9. Intellectual property rights

  • Irrespective of an entry in the register, the rights to all documents, such as plans, sketches, calculations, tools and models etc., which are handed over to the supplier, shall remain the property of OdeServices GmbH. The supplier shall use such documents and all other information exclusively for the purpose of executing OdeServices GmbH's order. Without the prior written consent of OdeServices GmbH, he shall not be entitled to manufacture products for third parties on the basis of such documents and information or to copy, reproduce or in any way bring such documents and information to the attention of third parties who are not directly commissioned by him to carry out work in connection with the order. All documents that OdeServices GmbH has made available or for the production of which OdeServices GmbH has made a cost contribution may be demanded by OdeServices GmbH at any time and must be handed over to OdeServices GmbH by the supplier upon first request without compensation.
  • The Supplier shall be liable for ensuring that the use of the delivered goods does not infringe any industrial property rights or business and trade secrets of third parties. He shall indemnify and hold OdeServices GmbH harmless from any third-party claims.

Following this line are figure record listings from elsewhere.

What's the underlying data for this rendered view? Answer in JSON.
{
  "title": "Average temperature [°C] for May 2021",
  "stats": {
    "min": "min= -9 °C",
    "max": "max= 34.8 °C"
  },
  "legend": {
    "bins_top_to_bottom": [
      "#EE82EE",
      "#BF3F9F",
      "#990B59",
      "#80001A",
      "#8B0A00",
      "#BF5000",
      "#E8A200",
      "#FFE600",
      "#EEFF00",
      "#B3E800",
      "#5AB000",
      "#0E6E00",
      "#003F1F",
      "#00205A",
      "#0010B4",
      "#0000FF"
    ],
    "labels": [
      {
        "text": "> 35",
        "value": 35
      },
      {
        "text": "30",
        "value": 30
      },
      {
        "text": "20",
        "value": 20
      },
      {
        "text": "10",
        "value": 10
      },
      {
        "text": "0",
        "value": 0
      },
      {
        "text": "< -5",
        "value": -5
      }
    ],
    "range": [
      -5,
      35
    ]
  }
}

10. Availability and spare parts

  • If the supplier can no longer guarantee availability, he must grant OdeServices GmbH a period of six months for a final order (last call) and, on first request, hand over the relevant manufacturing documents to OdeServices GmbH free of charge and for free use. The Supplier guarantees OdeServices GmbH the delivery of spare parts at standard market prices and these General Terms and Conditions of Purchase for 5 years from the date of the last order.

11. Place of performance and transfer of risk

  • The place of performance for delivery is the place of destination, for payment the domicile of OdeServices GmbH.
  • The transfer of benefit and risk shall take place after acceptance of the delivery at the place of performance or after acceptance of the work by the customer of OdeServices GmbH.

12. Place of jurisdiction and applicable law

The place of jurisdiction for the supplier and OdeServices GmbH is Wetzikon (ZH). However, OdeServices GmbH shall also be entitled to take legal action against the supplier at the supplier's domicile and the order shall be subject to Swiss law. The applicability of the UN Convention on Contracts for the International Sale of Goods of April 11, 1980 is excluded.